Of course, in my experience the adults would do no such thing. Either
they believed, as you do, that kids should be left to fend for
themselves, or they just couldn't care less. None of our complaints to
teachers had any long-term effect on the vicious thugs, and in many cases
made the situation worse by giving them a reason to 'get even' with us.
The only reliable method we found to deal with them was to throw a knife
at their leader's head (which would, of course, have got us in deep shit
if they'd reported it to any teachers); they stopped messing with us
after that. Frankly I can't think of anything worse for a kid than to put
them in a situation where they're threatened daily by vicious thugs, can
do nothing whatsoever about it without potentially getting into real
trouble themselves, and can't even get an adult to help.
>Your example does
>nothing to obviate the need for crucial socialization into
>assertiveness skills, and I also never stated that a home schooling
>parent could not provide those settings necessary for that type of
>development.
I agree that a home-schooling parent probably couldn't provide the
settings required to learn such "moron management" skills. I strongly
disagree that I or any kid of mine have a need for such skills. What they
need is experience of dealing with the kind of reasonably civilised and
rational adults who they will be working with in the future. What better
way to do that than to spend time with those kind of adults?

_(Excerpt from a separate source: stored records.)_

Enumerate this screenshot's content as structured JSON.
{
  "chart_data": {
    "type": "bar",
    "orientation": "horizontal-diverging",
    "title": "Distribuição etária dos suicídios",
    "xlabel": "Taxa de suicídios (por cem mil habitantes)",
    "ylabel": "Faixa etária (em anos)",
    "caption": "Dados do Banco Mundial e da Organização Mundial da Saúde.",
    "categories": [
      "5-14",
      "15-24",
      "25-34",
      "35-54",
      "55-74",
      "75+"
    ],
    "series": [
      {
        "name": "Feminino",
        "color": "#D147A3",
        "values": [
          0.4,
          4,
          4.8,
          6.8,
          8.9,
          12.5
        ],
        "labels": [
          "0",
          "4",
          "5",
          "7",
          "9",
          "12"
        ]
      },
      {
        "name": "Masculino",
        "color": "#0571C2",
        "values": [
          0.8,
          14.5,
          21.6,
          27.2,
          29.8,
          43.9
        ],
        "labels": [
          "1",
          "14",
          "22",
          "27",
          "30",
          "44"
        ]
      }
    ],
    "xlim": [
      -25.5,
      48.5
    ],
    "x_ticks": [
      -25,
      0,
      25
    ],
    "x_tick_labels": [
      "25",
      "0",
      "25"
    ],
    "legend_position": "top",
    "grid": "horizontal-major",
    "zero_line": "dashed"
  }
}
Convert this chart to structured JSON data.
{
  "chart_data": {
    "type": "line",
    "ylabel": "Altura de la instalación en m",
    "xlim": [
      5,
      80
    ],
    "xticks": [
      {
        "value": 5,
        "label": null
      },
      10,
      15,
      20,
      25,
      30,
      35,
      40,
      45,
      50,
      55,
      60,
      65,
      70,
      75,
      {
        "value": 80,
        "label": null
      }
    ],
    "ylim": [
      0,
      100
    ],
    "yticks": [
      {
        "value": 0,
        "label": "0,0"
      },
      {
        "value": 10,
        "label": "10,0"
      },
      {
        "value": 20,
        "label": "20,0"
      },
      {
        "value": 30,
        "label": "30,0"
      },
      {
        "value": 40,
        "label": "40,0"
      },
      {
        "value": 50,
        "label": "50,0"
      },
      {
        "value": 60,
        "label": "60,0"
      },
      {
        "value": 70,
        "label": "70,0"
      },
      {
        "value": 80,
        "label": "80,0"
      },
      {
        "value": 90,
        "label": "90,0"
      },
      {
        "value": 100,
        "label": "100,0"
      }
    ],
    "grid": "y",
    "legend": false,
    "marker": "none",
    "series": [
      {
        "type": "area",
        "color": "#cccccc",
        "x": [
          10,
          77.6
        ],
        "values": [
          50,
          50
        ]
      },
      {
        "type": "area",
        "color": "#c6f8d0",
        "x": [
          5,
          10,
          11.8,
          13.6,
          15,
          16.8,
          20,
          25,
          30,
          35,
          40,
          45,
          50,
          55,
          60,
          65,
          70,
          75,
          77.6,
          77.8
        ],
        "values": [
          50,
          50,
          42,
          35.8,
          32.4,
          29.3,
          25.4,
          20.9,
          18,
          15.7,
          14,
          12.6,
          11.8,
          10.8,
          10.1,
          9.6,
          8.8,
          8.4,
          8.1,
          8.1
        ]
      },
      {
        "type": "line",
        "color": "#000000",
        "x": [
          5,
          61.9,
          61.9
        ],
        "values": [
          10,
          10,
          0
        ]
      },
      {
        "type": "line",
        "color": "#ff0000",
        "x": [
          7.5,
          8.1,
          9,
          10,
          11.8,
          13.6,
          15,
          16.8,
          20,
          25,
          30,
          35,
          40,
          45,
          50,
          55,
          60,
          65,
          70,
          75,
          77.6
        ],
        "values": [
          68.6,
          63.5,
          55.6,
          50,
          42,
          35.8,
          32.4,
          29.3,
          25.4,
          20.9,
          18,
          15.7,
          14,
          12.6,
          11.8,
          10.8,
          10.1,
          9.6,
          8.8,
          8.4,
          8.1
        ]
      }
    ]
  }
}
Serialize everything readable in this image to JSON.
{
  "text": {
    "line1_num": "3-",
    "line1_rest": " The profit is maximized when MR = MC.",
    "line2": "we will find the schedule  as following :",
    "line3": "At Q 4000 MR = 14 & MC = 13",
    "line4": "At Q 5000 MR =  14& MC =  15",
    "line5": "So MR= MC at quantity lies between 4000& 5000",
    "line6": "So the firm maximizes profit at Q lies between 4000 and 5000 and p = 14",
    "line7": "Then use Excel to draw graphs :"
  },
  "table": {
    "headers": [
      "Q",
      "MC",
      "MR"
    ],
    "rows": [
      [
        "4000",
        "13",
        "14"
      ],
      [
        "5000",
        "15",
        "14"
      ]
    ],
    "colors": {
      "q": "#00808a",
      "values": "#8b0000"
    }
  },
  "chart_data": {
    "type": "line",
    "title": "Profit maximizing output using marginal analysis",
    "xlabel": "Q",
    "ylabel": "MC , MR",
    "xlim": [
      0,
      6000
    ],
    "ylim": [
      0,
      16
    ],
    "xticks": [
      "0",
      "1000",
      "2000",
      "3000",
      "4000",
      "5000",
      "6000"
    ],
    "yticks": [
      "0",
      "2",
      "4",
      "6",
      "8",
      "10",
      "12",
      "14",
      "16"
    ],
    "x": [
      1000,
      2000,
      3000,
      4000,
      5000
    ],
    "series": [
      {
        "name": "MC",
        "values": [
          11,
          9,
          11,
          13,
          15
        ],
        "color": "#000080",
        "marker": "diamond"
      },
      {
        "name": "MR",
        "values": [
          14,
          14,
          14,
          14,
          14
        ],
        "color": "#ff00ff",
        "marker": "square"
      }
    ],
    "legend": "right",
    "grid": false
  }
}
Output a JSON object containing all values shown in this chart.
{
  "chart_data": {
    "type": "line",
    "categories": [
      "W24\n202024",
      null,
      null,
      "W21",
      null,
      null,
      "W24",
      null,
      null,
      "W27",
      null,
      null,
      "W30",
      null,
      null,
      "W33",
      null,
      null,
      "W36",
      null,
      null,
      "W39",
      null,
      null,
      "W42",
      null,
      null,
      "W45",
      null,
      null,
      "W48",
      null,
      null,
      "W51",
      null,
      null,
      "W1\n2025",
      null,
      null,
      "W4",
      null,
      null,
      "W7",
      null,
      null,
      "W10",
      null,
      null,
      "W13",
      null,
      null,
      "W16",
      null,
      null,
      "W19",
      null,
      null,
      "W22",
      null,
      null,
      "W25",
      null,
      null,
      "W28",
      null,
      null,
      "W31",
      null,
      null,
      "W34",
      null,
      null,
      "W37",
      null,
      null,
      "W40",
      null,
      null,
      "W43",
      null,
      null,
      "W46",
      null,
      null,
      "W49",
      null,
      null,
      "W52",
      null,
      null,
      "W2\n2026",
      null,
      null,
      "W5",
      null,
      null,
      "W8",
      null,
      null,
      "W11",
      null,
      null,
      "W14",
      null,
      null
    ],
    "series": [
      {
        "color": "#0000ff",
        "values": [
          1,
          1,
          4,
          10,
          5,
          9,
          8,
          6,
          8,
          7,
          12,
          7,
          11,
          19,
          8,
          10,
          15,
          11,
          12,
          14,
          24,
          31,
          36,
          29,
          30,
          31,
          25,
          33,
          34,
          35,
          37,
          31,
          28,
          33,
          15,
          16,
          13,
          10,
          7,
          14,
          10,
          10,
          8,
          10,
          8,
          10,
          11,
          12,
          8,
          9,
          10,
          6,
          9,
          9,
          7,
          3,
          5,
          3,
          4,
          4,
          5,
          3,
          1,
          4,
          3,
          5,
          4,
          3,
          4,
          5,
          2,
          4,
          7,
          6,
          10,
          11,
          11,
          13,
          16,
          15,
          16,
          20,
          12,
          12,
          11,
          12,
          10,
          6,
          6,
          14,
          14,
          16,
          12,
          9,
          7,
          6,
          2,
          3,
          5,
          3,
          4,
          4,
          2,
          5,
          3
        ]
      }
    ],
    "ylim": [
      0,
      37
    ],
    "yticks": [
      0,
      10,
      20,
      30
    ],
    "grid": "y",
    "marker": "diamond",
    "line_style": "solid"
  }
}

>Also, one need not "throw onto a playground" any child for that child
>to encounter bullies or other threatening types, and certainly some
>sort of training is necessary for every child to deal with bad
>situations.
So send them on a martial arts or Practical Pistol course, where they can
learn those skills without being beaten up by vicious thugs. Otherwise,
to take your comments to their logical conclusion, we should drop our
kids off in Watts at an early age and let them find their own way home.
If any of them don't come back, well, that's just "evolution in action".